HESI RN
HESI 799 RN Exit Exam Capstone
1. A client with hypertension has been prescribed a calcium channel blocker. What should the nurse include in the client's teaching plan?
- A. Monitor heart rate regularly
- B. Avoid potassium-rich foods
- C. Increase fluid intake to avoid dehydration
- D. Take the medication with food
Correct answer: A
Rationale: Corrected Rationale: Calcium channel blockers can cause bradycardia, so it is important for the client to monitor their heart rate regularly. This helps detect any significant changes in heart rate that may require medical attention. Choice B is incorrect because there is no need to avoid potassium-rich foods with calcium channel blockers. Choice C is incorrect as increasing fluid intake is not specifically related to calcium channel blockers. Choice D is incorrect as calcium channel blockers are usually taken with or without food, depending on the specific medication, but not specifically on an empty stomach.
2. A client with tuberculosis is prescribed rifampin. What side effect should the nurse inform the client about?
- A. Report orange-colored urine as a sign of kidney dysfunction.
- B. Expect red-orange discoloration of urine as a harmless side effect.

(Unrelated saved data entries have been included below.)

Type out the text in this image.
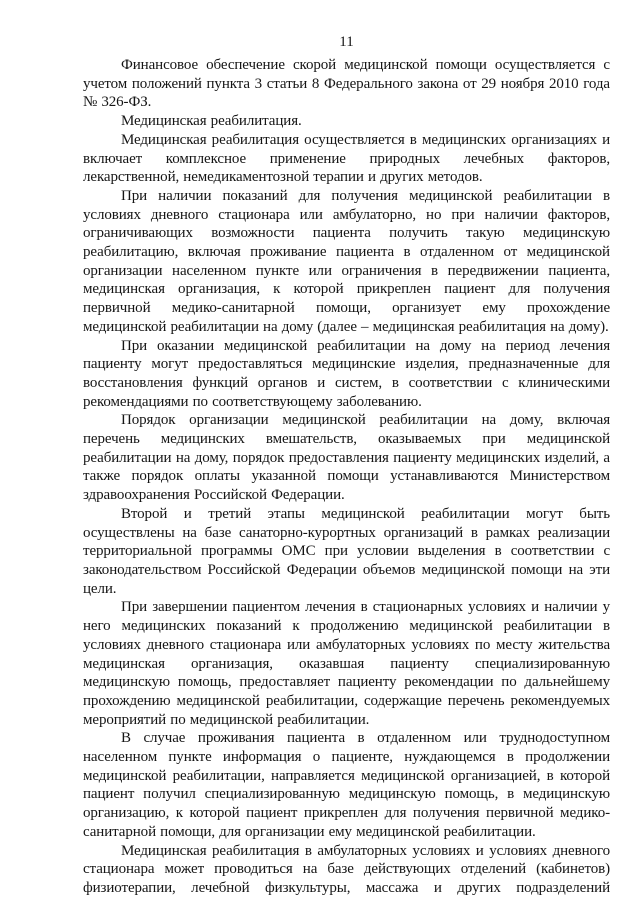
11

Финансовое обеспечение скорой медицинской помощи осуществляется с учетом положений пункта 3 статьи 8 Федерального закона от 29 ноября 2010 года № 326-ФЗ.

Медицинская реабилитация.

Медицинская реабилитация осуществляется в медицинских организациях и включает комплексное применение природных лечебных факторов, лекарственной, немедикаментозной терапии и других методов.

При наличии показаний для получения медицинской реабилитации в условиях дневного стационара или амбулаторно, но при наличии факторов, ограничивающих возможности пациента получить такую медицинскую реабилитацию, включая проживание пациента в отдаленном от медицинской организации населенном пункте или ограничения в передвижении пациента, медицинская организация, к которой прикреплен пациент для получения первичной медико-санитарной помощи, организует ему прохождение медицинской реабилитации на дому (далее – медицинская реабилитация на дому).

При оказании медицинской реабилитации на дому на период лечения пациенту могут предоставляться медицинские изделия, предназначенные для восстановления функций органов и систем, в соответствии с клиническими рекомендациями по соответствующему заболеванию.

Порядок организации медицинской реабилитации на дому, включая перечень медицинских вмешательств, оказываемых при медицинской реабилитации на дому, порядок предоставления пациенту медицинских изделий, а также порядок оплаты указанной помощи устанавливаются Министерством здравоохранения Российской Федерации.

Второй и третий этапы медицинской реабилитации могут быть осуществлены на базе санаторно-курортных организаций в рамках реализации территориальной программы ОМС при условии выделения в соответствии с законодательством Российской Федерации объемов медицинской помощи на эти цели.

При завершении пациентом лечения в стационарных условиях и наличии у него медицинских показаний к продолжению медицинской реабилитации в условиях дневного стационара или амбулаторных условиях по месту жительства медицинская организация, оказавшая пациенту специализированную медицинскую помощь, предоставляет пациенту рекомендации по дальнейшему прохождению медицинской реабилитации, содержащие перечень рекомендуемых мероприятий по медицинской реабилитации.

В случае проживания пациента в отдаленном или труднодоступном населенном пункте информация о пациенте, нуждающемся в продолжении медицинской реабилитации, направляется медицинской организацией, в которой пациент получил специализированную медицинскую помощь, в медицинскую организацию, к которой пациент прикреплен для получения первичной медико-санитарной помощи, для организации ему медицинской реабилитации.

Медицинская реабилитация в амбулаторных условиях и условиях дневного стационара может проводиться на базе действующих отделений (кабинетов) физиотерапии, лечебной физкультуры, массажа и других подразделений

- C. Monitor for signs of liver toxicity.
- D. Call the healthcare provider if vision changes occur.
Correct answer: B
Rationale: The correct answer is B. Rifampin can cause red-orange discoloration of bodily fluids, including urine, saliva, and tears. This is a harmless side effect, but clients should be informed beforehand to prevent alarm. Choice A is incorrect as orange-colored urine is not a sign of kidney dysfunction related to rifampin. Choice C is incorrect because rifampin is more commonly associated with liver toxicity rather than kidney dysfunction. Choice D is incorrect as vision changes are not a typical side effect of rifampin.
3. A client with type 1 diabetes is admitted to the emergency room with abdominal pain, polyuria, and confusion. What should the nurse implement first?
- A. Administer intravenous insulin.
- B. Start an intravenous fluid bolus.
- C. Obtain a blood glucose level.
- D. Administer an antiemetic.
Correct answer: B
Rationale: In this scenario, the nurse should first start an intravenous fluid bolus. This intervention is crucial in addressing severe dehydration associated with diabetic ketoacidosis, a life-threatening complication of type 1 diabetes. Administering intravenous insulin (Choice A) is important but should follow fluid resuscitation. Obtaining a blood glucose level (Choice C) is necessary but not as urgent as addressing the dehydration. Administering an antiemetic (Choice D) is not the priority in this situation.
4. A client with a history of asthma reports using an albuterol inhaler more frequently than prescribed. Which action should the nurse take first?
- A. Notify the healthcare provider immediately
- B. Schedule a pulmonary function test
- C. Assess the client's respiratory status
- D. Instruct the client to decrease inhaler use
Correct answer: C
Rationale: Increased use of a rescue inhaler like albuterol may indicate worsening asthma symptoms. The nurse should first assess the client's respiratory status to determine the severity of the issue and the next steps in care. Option A is not the first action because assessing the client's condition should precede notifying the healthcare provider. Option B, scheduling a pulmonary function test, is not the priority as immediate assessment of the client's respiratory status is crucial. Instructing the client to decrease inhaler use should come after assessing the client's condition to ensure the appropriate intervention.
5. The nurse is providing care for a client with severe peripheral arterial disease (PAD). The client reports a history of rest ischemia, with leg pain that occurs during the night. Which action should the nurse take in response to this finding?
- A. Elevate the legs on pillows
- B. Encourage ambulation and leg exercises
- C. Provide a heating pad for warmth
- D. Offer cold packs when the pain occurs
Correct answer: C
Rationale: Providing warmth can help dilate peripheral vessels and increase blood flow, relieving ischemic pain. In PAD, where there is already compromised blood flow, elevating the legs or applying cold therapy could worsen ischemic pain by further reducing blood flow to the extremities. Encouraging ambulation and leg exercises may be beneficial in other conditions but not suitable for clients with severe PAD experiencing rest ischemia.